An enraged Craigen tosses Helen into an autogyro and flies her against her will to his cabin in the middle of the snow-swept woods.
#Anime girl wearing a socialite hat movie#
Craigen storms off, Helen tries to apologize And here the movie gets really weird. The record's inadvertently played however and Helen's ruse is discovered. Craigen proposes and through a laborious, pre-audio tape method Helen records his proposal on vinyl as proof of her conquest. But anyone can see where the plot's going: Helen gets her man with ease but guess what, she finds that she's developed feelings for him too. Three days? More like three minutes and I'd be down on one knee. Sulky, slinky, casting languorous looks, sprawling on divans and blowing thick puffs of cigarette smoke through her nostrils. (If I'd had the role of Craigen this film would've been five minutes long – "Yes, I WILL marry you!" The End.) Helen plies Craigen with charm, Claudette really laying it on thick. Bobbed hair cut chin-length, her kohled eyes anime-sized, she appears almost waiflike indeed it's hard to reckon her appearance in this movie with how she looked just a few months later in DeMille's "Sign of the Cross." The plot's preschool simple: Helen Steele wants to be an actress, and in order to convince a theater director she's the right leading lady for his new play, she bets she can make the famous, Hemingway-type big game hunter Jack Craigen (Edmund Lowe) propose to her in three days. Claudette by the way looks bizarrely young here – if you've seen Lubitsch's 1931 film "The Smiling Lieutenant," she pretty much looks the same in this movie. Claudette Colbert stars as Helen Steele, a glamorous socialite who's bored with her staid life of luxury. Because really, this is one twisted film – even when taking into consideration the sordid world of Pre-Code cinema. The 1932 obscurity Misleading Lady is designated as a "comedy," but I'm not sure that's a proper designation. Yet even though The Misleading Lady does not lack sex, sophistication, and subversionthe key ingredients of the later screwball comediesIt Happened One Night it just ain't.
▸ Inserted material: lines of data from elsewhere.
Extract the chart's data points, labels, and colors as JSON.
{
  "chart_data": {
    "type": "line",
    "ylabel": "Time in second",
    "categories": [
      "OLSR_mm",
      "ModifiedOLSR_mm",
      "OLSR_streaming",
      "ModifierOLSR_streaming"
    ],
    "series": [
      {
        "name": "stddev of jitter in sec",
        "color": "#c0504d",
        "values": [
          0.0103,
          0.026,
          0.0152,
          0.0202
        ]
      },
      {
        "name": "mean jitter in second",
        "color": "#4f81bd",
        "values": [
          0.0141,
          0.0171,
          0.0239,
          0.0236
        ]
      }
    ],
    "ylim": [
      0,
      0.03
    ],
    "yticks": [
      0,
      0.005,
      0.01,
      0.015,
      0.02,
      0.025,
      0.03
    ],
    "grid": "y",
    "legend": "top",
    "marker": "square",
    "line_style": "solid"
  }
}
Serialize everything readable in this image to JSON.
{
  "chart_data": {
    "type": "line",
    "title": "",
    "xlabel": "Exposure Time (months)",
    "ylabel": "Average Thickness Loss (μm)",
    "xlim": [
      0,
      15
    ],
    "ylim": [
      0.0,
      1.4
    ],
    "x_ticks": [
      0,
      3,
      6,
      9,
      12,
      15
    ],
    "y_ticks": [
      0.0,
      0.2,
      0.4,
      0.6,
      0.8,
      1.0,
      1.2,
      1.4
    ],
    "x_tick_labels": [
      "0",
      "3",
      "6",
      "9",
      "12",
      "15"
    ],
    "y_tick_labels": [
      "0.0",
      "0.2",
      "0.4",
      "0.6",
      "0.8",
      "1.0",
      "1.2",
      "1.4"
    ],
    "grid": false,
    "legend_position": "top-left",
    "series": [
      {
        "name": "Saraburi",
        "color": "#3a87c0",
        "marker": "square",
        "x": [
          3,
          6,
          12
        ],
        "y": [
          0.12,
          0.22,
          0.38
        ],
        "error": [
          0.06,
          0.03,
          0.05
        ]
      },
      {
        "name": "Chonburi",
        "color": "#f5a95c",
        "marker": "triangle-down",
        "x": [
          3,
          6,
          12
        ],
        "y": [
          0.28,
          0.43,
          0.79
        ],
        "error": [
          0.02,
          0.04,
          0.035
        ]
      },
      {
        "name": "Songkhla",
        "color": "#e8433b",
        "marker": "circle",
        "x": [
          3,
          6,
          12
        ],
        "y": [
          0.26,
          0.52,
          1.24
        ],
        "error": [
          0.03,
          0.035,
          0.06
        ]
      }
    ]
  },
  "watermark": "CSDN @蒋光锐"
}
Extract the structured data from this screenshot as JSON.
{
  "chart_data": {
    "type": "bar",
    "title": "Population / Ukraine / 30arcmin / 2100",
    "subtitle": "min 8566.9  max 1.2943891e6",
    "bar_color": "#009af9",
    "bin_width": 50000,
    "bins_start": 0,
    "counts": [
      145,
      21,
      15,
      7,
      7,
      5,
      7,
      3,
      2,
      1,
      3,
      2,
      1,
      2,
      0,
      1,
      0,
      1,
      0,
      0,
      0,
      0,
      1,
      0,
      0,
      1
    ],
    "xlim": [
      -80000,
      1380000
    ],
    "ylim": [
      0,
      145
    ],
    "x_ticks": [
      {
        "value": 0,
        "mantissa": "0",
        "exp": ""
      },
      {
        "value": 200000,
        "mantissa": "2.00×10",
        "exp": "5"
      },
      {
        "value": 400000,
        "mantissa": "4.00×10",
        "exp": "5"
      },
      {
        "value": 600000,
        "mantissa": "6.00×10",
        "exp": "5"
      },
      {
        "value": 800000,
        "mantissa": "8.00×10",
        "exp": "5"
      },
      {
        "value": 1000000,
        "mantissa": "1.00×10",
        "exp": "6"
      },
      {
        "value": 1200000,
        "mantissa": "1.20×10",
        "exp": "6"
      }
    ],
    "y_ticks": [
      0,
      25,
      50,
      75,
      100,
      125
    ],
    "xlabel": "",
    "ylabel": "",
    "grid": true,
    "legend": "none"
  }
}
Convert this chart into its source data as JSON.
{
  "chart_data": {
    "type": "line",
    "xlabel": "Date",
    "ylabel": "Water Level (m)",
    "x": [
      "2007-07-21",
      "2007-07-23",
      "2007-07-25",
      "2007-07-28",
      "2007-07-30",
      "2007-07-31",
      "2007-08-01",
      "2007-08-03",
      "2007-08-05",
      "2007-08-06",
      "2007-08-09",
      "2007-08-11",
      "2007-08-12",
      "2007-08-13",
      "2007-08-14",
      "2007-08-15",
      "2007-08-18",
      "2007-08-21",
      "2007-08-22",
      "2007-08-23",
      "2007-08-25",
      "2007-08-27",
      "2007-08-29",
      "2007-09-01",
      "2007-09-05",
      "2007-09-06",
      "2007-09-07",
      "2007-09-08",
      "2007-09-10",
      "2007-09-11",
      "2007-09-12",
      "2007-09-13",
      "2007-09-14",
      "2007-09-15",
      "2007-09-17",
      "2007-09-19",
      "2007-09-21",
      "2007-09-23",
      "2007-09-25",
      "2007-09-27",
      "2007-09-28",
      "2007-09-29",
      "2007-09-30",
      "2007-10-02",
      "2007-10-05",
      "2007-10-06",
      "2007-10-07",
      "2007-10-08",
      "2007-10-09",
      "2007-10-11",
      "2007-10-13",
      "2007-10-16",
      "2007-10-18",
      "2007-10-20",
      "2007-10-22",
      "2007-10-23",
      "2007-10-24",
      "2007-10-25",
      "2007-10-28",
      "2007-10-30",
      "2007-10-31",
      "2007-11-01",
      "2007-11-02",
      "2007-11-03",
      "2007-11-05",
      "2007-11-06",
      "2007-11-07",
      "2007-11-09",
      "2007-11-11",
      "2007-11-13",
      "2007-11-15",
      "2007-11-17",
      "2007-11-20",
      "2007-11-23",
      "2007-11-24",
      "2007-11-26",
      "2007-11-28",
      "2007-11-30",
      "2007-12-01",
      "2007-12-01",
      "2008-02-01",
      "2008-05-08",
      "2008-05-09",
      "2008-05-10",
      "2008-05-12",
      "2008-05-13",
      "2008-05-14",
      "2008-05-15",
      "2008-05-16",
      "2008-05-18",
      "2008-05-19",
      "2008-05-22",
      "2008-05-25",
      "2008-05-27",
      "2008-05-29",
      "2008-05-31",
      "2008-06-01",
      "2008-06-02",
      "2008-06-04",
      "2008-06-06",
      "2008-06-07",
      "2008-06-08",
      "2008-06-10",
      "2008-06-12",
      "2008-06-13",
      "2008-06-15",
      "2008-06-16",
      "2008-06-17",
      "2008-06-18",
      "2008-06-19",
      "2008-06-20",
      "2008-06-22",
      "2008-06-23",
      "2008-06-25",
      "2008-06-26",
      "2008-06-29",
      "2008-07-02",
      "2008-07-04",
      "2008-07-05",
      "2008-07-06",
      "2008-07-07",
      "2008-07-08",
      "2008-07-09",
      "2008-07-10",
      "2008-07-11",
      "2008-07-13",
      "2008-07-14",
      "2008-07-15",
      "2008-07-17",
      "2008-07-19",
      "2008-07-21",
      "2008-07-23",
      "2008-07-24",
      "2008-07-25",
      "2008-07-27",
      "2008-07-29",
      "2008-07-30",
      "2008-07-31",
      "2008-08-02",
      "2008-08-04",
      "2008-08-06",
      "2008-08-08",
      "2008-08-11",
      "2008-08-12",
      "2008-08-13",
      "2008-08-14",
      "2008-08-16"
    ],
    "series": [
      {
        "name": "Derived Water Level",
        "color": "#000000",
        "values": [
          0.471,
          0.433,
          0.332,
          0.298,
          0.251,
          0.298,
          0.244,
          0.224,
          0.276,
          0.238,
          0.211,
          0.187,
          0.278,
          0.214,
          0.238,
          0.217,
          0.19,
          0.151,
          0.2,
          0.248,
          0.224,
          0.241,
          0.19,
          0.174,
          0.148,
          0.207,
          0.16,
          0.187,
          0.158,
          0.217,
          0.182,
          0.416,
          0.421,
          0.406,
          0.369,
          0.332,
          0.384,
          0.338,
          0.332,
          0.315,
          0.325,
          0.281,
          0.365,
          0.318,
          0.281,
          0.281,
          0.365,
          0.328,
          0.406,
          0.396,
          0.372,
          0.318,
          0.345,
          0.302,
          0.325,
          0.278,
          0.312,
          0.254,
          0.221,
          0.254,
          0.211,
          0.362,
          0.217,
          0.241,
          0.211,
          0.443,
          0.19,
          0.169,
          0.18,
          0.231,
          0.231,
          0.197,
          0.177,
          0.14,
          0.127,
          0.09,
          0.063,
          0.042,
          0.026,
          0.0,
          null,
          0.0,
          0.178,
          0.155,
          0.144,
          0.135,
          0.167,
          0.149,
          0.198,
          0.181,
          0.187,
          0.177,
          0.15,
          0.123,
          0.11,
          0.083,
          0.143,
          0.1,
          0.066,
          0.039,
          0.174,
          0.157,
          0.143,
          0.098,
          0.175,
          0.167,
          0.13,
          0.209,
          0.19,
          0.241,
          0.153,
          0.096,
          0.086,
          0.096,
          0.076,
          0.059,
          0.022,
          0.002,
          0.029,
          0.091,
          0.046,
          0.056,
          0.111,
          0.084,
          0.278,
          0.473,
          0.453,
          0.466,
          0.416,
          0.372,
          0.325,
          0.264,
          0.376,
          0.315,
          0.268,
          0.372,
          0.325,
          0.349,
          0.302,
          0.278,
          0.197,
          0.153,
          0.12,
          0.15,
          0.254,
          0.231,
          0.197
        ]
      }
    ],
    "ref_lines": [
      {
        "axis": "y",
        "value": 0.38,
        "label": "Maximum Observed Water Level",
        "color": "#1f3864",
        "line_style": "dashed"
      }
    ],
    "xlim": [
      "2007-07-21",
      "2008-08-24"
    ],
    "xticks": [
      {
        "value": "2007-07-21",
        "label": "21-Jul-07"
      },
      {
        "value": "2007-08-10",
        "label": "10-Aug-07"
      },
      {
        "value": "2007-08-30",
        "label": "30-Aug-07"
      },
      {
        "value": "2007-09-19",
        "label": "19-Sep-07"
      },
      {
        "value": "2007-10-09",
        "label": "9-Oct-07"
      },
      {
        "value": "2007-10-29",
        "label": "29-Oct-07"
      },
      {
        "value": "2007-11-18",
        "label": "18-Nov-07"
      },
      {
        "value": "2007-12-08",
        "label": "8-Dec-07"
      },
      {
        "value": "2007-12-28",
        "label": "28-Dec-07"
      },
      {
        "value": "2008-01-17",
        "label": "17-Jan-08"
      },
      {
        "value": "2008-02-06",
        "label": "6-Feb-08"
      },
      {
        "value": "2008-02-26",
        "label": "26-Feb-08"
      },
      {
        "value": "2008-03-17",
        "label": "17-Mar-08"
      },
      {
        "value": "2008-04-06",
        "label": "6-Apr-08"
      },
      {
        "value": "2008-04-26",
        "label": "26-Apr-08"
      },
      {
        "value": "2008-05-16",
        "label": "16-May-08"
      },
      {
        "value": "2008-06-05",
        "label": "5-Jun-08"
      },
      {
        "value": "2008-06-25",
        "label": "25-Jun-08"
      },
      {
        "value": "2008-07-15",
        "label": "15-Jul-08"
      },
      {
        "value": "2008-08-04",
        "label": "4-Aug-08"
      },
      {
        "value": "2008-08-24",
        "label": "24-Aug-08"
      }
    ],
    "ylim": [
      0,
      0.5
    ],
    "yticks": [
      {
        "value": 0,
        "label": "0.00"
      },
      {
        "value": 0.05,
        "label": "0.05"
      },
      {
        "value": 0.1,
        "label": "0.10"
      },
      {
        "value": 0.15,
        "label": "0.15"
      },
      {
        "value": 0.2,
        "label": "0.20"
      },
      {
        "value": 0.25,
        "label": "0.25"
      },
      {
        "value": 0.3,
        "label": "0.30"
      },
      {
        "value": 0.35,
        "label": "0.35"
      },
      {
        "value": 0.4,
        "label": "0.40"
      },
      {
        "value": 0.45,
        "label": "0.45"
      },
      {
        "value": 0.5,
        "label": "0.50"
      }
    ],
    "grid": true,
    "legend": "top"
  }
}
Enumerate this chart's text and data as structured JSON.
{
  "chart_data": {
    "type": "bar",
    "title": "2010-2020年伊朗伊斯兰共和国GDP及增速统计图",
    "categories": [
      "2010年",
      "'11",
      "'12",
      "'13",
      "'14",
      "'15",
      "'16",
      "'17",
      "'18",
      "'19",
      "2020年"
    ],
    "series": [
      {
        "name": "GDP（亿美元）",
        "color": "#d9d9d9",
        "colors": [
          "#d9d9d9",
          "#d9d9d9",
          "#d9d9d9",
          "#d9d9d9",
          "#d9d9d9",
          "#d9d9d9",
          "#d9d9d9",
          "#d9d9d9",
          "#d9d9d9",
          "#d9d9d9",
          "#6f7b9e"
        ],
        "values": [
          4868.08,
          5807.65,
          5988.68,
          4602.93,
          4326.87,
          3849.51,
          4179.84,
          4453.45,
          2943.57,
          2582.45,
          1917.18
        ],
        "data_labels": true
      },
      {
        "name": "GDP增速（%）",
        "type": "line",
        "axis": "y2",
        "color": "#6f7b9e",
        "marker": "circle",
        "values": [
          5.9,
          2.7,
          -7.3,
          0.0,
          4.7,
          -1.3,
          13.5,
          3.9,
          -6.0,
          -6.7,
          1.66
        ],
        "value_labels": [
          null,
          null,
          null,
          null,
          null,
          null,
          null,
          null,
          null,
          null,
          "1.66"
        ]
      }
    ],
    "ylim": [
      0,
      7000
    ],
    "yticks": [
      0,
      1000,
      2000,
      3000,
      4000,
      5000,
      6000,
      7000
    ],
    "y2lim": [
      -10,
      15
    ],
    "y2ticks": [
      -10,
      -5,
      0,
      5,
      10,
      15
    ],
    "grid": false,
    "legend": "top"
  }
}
In 1935, Colbert's most memorable shrew-taming co-star, Clark Gable, played the role of Jack in a Lux Radio Theatre adaptation. The farce, which also confronts the increasingly terrified young woman with a lunatic on the run (Stuart Erwin), would have been more enjoyable and less disconcerting in its handling of the conquest had it not been approached like a neo- Gothic melodrama, a genre for which director Stuart Walkerthe most "misleading" person in this productionhad a far greater affinity.

This is pre-code romance, so pretty much anything goes as Helen is abducted, trapped, stripped and chained.

Can this modern woman be conquered by brute force? Jack is enamoured enough to give it a shot. Jack, who has just returned from a jungle expedition, turns out to be surprisingly easy preyuntil he discovers, in a rather humiliating manner, what we know from the start: that Helen has neither been forthright nor free. So, Helen's engagement ring changes fingers and the bet is on. To be considered for the role, she accepts the challenge of getting the thoroughly old-fashioned and downright misogynistic Jack Craigen to propose to her within three days of their first encounter. Finding it difficult to convince a theatrical producer that she is just right for the part of a siren in a new play he is mounting, Helen vows to give this sceptic a real-life demonstration of her seductive powers. It is the chance at reinvention that proves irresistible to her. But what a life! Parties, gossip, and insufferable boredom. After all, she got both the finances and the fiancé to be set for life.

Neither gold digger nor vamp, Helen Steele is not particularly interested in landing a man. Based on a 1913 stage play and twice filmed during the silent era, The Misleading Lady is a slight pre-code variant of The Taming of the Shrew, with Colbert as a scheming socialite who meets her match in the out-of-touch wildlife explorer (Edmund Lowe) she ventures to ensnare.